Юлиан молча пожал плечами.
— Вскоре я уеду во Львов[103]. Разве только больной отец задержит меня на время дома, но это не изменит моего решения. Есть ли у вас ещё какие-либо просьбы, отче, или поручения касательно Евы? Я постараюсь их точно выполнить.
— Нет, — нервно ответил душепастырь. — Разве что хотел бы доказать вам, что это с вашей стороны рискованная игра — вступать в сан, к которому вы не чувствуете призвания, хотя я не скрываю, что мне было бы приятно иметь в зятьях богослова. Он после моей смерти мог бы принять эту общину…
О. Захарий не успел закончить своих дальнейших размышлений, потому что в комнату вошла матушка, а с ней Ева.
Душепастырь посмотрел на свою дочь долгим взглядом.
— Прежде чем что-то будет, пан Цезаревич, прежде чем будет так, как мы говорили, я вам прежде всего как отец задам один вопрос. Вы любите мою дочь?
— Да, отче, — серьёзно ответил Юлиан.
— Ваши чувства таковы, что вы можете… но нет… — поправился он вдруг нетерпеливо, — скажем проще. Чувствуете ли вы в себе силу сдержать обещание, данное своей невесте? Вы… вы бывали в мире, и, правду сказать, теперь я вас мало знаю.
Лицо Юлиана изменило цвет.
— Если этот вопрос касается моего поведения в вашем доме, отче, то пусть он меня не минует, — ответил он.
В его глазах блеснула слеза.
— Папочка! — воскликнула Ева, подбежала к отцу и спрятала своё личико у него на груди. — Что заставляет вас обижать Юлиана таким подозрением?

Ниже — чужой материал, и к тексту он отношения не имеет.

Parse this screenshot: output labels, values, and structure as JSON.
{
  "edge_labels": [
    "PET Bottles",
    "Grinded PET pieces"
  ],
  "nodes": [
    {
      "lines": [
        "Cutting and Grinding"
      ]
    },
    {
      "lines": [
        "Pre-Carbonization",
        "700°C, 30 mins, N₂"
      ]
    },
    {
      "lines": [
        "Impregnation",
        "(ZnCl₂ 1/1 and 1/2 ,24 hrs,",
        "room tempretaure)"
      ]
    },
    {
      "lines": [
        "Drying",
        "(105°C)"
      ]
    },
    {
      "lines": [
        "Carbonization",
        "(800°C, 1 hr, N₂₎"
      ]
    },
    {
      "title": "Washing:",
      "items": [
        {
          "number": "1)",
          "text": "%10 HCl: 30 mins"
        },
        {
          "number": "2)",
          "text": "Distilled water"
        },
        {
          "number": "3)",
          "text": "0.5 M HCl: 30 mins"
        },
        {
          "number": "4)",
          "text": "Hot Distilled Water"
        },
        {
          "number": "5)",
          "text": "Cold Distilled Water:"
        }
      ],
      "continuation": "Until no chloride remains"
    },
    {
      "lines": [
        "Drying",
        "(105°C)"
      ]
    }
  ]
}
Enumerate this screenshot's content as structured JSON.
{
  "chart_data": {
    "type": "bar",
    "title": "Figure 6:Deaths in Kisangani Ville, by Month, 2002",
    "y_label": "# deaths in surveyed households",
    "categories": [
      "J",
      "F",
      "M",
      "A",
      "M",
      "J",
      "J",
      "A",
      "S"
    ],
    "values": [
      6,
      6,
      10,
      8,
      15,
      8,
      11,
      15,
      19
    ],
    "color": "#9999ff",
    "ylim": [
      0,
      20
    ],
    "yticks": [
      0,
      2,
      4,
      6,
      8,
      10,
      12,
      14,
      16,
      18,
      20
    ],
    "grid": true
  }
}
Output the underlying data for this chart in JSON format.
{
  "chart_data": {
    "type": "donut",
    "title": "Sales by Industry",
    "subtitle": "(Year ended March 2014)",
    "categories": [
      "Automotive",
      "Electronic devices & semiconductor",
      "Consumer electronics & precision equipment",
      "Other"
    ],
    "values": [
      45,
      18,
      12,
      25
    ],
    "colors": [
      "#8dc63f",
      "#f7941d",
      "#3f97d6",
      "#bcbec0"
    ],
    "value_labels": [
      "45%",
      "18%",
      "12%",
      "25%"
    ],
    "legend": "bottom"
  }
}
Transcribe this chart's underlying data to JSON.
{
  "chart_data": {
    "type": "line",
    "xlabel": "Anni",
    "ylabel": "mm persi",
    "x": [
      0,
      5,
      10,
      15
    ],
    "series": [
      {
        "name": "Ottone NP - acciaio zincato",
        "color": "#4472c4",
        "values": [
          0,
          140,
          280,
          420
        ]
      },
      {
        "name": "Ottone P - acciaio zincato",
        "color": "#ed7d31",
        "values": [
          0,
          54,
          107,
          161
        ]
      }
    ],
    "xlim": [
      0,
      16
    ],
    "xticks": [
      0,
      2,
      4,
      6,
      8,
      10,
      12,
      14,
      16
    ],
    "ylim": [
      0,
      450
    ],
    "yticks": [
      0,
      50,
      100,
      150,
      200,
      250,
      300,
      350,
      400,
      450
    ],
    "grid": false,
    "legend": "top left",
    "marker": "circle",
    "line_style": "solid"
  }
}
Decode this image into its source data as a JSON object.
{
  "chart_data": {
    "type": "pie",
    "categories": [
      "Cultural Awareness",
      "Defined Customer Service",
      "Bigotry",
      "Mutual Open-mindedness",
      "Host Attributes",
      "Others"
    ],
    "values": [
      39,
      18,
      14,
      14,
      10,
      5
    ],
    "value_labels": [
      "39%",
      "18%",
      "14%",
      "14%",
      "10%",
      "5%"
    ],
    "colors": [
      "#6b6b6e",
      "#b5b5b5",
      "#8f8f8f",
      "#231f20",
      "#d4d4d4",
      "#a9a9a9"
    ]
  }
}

— Мой дорогой Юлиан, ты задет, но отец, наверное, не думал так плохо. Папочка!..
— Да, Ева, — наконец сказал о. Захарий, остановившись. — На такой вопрос меня подвела твоя натура, Ева. Никогда не отпускай его руки, Юлиан, той руки, что уже однажды спасла её от смерти или увечья. В Еве есть что-то непостоянное, разные порывы, что раз тянут её к добру, иногда к геройству, а часто и к неразумным поступкам. Если бы не те безумные слова её бабушки, что в Еве сохранились все черты Альбинских, я бы никогда не задал такого вопроса.
— С бабушкой действительно надо считаться, она необычная, — сказал с нажимом Юлиан.
— Простите, пан Цезаревич, — вдруг вмешалась матушка. — Я тоже должна сказать несколько слов, хоть совсем о другом. Не знаю, зачем тут столько лишних разговоров, вместо того чтобы обсудить самое главное. Лучше нам вместе решить, когда должно состояться венчание, чем рассуждать о натуре Евы и ваших намерениях.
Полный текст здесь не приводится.